This afternoon my sister is going to hold a memorial service for my mom at the church she used to attend. My dad has informed me he plans on going.
Which is fine. I told him he could be my personal representative because I won’t be there. (Yes, sadly, the rifts that started between my sister and I when my mom first got sick have only gotten bigger. Now I’m not on speaking terms with her.)
I was only joking about the personal representative thing, but my dad did sort of feel he needed an excuse. For a variety of reasons.
Reason 1
None of us expected my mom to pass before my dad. Not him, not me, not Wayne, not even my mom.
See, when Wayne’s dad died, Wayne’s mom showed up. It shocked everyone. (Bear in mind Wayne’s parents had been divorced for almost 30 years, and that was the first time Wayne had seen his mom in at least 10 –if not more. It was actually the first time I’d even ever met her.)
Anyway, that made an impression on my dad.
“Do you think your mother would show up to my funeral?”
“I don’t know, dad.”
“I’ll be curious to see if she will.”
“How are you going to know? You’ll be dead!”
“Don’t be a smart aleck.”
(Hey, it’s my job as a daughter to be a smart aleck. Besides, I come by it honestly. I get it from him.)
Ever since then, though, from time to time my dad has commented both that it’d be nice if my mom bothered showing up to his funeral, or, when he’s really crotchety and reliving bitter memories, that he hoped I’d tell her to stay at home.
“She didn’t want anything to do with me when I was alive. I don’t see what she’d get out of coming to my funeral.” (My mom was the one who filed for divorce, something my dad never wanted.)
But now the shoes are on different feet. He finds himself having to decide if he really wants to go to her funeral.
Reason 2
No, not so much if he wants to, but rather if he’ll have the guts to. Yes, their divorce was messy and as far from amicable as relations between the U.S. and the Taliban, but there’s also the matter of my sister. She’ll be there.
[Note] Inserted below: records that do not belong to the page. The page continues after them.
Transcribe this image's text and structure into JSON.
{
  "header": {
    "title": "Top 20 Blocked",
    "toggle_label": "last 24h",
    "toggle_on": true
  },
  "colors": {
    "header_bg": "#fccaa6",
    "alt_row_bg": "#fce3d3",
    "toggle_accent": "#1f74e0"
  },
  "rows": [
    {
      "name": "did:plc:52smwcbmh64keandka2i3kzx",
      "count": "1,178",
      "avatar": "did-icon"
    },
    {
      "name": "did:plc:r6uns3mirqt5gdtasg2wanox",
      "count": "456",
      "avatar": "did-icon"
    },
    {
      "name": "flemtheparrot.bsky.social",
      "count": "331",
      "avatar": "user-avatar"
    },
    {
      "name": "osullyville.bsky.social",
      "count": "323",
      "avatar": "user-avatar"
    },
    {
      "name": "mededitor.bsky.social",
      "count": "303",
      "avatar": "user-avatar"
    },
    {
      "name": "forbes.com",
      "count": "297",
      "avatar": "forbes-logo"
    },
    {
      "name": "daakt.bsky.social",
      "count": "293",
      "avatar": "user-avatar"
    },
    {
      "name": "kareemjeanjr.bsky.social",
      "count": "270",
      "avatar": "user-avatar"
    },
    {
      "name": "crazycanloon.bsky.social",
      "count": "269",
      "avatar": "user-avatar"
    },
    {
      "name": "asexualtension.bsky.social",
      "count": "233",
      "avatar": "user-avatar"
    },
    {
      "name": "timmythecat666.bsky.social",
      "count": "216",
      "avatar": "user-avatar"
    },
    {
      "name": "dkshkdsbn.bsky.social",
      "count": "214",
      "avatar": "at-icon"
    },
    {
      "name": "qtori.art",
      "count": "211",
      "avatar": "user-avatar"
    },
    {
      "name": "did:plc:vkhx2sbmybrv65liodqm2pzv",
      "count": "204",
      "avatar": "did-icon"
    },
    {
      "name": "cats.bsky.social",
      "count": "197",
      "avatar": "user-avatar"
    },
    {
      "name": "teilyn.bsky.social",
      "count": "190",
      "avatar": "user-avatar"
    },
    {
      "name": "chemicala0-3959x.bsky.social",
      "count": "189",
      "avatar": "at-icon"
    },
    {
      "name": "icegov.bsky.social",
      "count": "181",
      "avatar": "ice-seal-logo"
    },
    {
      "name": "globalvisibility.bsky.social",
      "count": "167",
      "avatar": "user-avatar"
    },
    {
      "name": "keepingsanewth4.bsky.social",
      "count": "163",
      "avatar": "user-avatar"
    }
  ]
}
And she won’t be happy to see my dad.
She’s refused to see him for years now. Heck, they live 10 minutes from each other but he’s only spoken to her by phone a dozen times or so in the past 12 years. (He had a heart attack 12 years ago, and, much like she did when my mom got sick, my sister flipped out royal. My dad’s girlfriend took the brunt of that storm, and after that my sister hasn’t had anything to do with my dad.)
Reason 3
But he did spend roughly 25 years with my mom before they divorced. As he puts it, “We had an awful lot of hard times, but we knew some stinking happy ones too.”
Even though he’s never admitted it to me, he’s never stopped loving her. I know because I’ve seen it in his eyes.
Going to her funeral will give him some closure on that chapter of his life –and maybe, just maybe, bring some much overdue peace to his heart.